La corsa dell’evoluzione

L’umano, ho sempre pensato, nella sua evoluzione, mi dicevo, è sempre stato caratterizzato da una progressiva perdita di pelo. È vero, cosa vuoi fare, se guardi le scimmie, poi guardi i vari stadi dell’evoluzione, ci son sempre meno peli in ballo, e io, nel mio essere glabro, mi ritengo, e mi son sempre ritenuto, un passo avanti, un post-umano, e a ragione, secondo me. Li guardi, certi capelluti, certi barbuti, e non puoi non pensare che debbono esser rimasti un po’ indietro, son gente che, evidentemente, ha i geni pigri, che magari si son fermati a riposarsi un po’, si son fermati a bere una bevanda in un chioschetto, poi vuoi non fare due parole, e magari prendi anche un po’ di formaggio, un bicchiere di vino, poi passa il tempo, e quando guardi l’orologio è già tardi, la corsa per l’evoluzione l’hai bella che persa.

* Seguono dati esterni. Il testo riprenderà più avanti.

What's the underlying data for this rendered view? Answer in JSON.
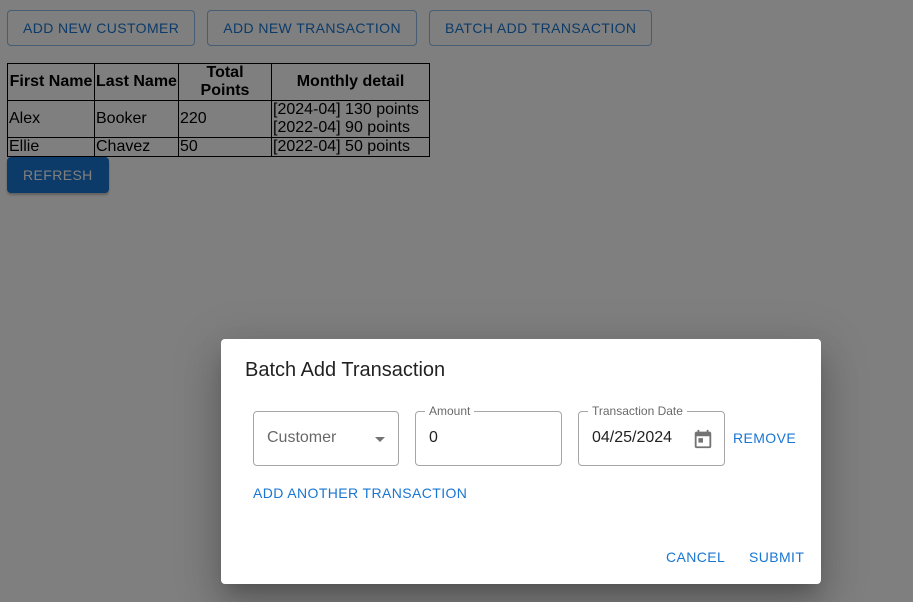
{
  "toolbar": {
    "add_customer": "ADD NEW CUSTOMER",
    "add_transaction": "ADD NEW TRANSACTION",
    "batch_add_transaction": "BATCH ADD TRANSACTION"
  },
  "table": {
    "headers": [
      "First Name",
      "Last Name",
      "Total Points",
      "Monthly detail"
    ],
    "rows": [
      {
        "first": "Alex",
        "last": "Booker",
        "total": "220",
        "monthly": [
          "[2024-04] 130 points",
          "[2022-04] 90 points"
        ]
      },
      {
        "first": "Ellie",
        "last": "Chavez",
        "total": "50",
        "monthly": [
          "[2022-04] 50 points"
        ]
      }
    ]
  },
  "refresh_label": "REFRESH",
  "dialog": {
    "title": "Batch Add Transaction",
    "customer_placeholder": "Customer",
    "amount_label": "Amount",
    "amount_value": "0",
    "date_label": "Transaction Date",
    "date_value": "04/25/2024",
    "remove_label": "REMOVE",
    "add_another_label": "ADD ANOTHER TRANSACTION",
    "cancel_label": "CANCEL",
    "submit_label": "SUBMIT"
  },
  "colors": {
    "primary": "#1976d2",
    "backdrop": "rgba(0,0,0,0.5)"
  },
  "icons": {
    "customer_dropdown": "caret-down-icon",
    "date_picker": "calendar-icon"
  }
}
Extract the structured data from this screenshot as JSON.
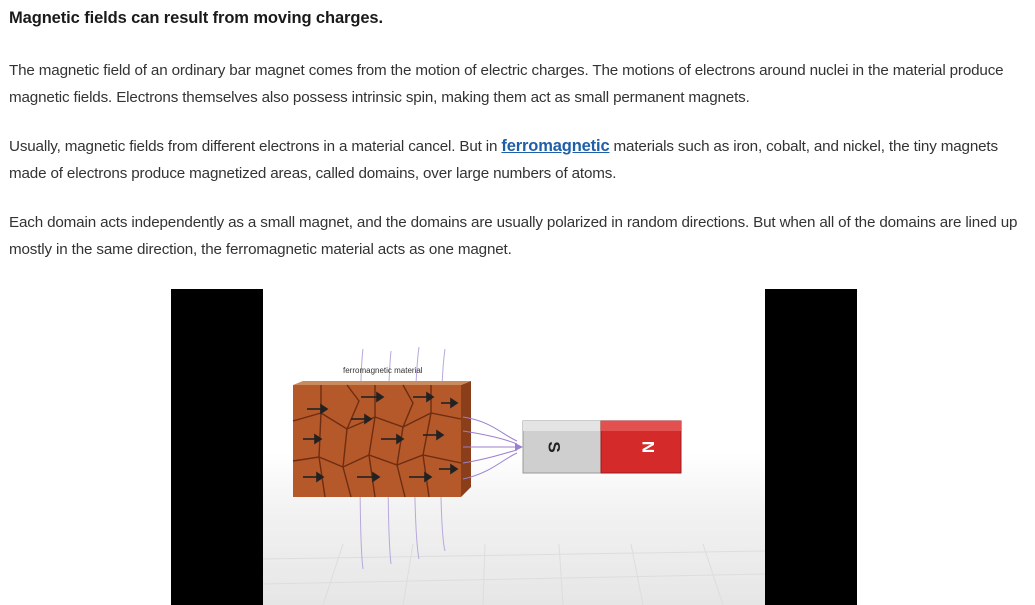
{
  "heading": "Magnetic fields can result from moving charges.",
  "paragraphs": {
    "p1": "The magnetic field of an ordinary bar magnet comes from the motion of electric charges. The motions of electrons around nuclei in the material produce magnetic fields. Electrons themselves also possess intrinsic spin, making them act as small permanent magnets.",
    "p2_before": "Usually, magnetic fields from different electrons in a material cancel. But in ",
    "p2_link": "ferromagnetic",
    "p2_after": " materials such as iron, cobalt, and nickel, the tiny magnets made of electrons produce magnetized areas, called domains, over large numbers of atoms.",
    "p3": "Each domain acts independently as a small magnet, and the domains are usually polarized in random directions. But when all of the domains are lined up mostly in the same direction, the ferromagnetic material acts as one magnet."
  },
  "video": {
    "material_label": "ferromagnetic material",
    "magnet_south": "S",
    "magnet_north": "N",
    "colors": {
      "material": "#b5582a",
      "magnet_red": "#d42a2a",
      "magnet_gray": "#cfcfcf",
      "field_lines": "#9b7fd0"
    }
  }
}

Io, mi son sempre detto, son un passo avanti, son tra i primi nella corsa per l’evoluzione, di sicuro salirò sul podio, magari non primo, ma sicuramente mi piazzo bene. Poi l’altro giorno mi son guardato, ho un bel po’ di peli, sotto le ascelle. A cosa servano non so, ma di sicuro, un po’, nella mia corsa, mi rallentano. Uno di questi giorni li taglio.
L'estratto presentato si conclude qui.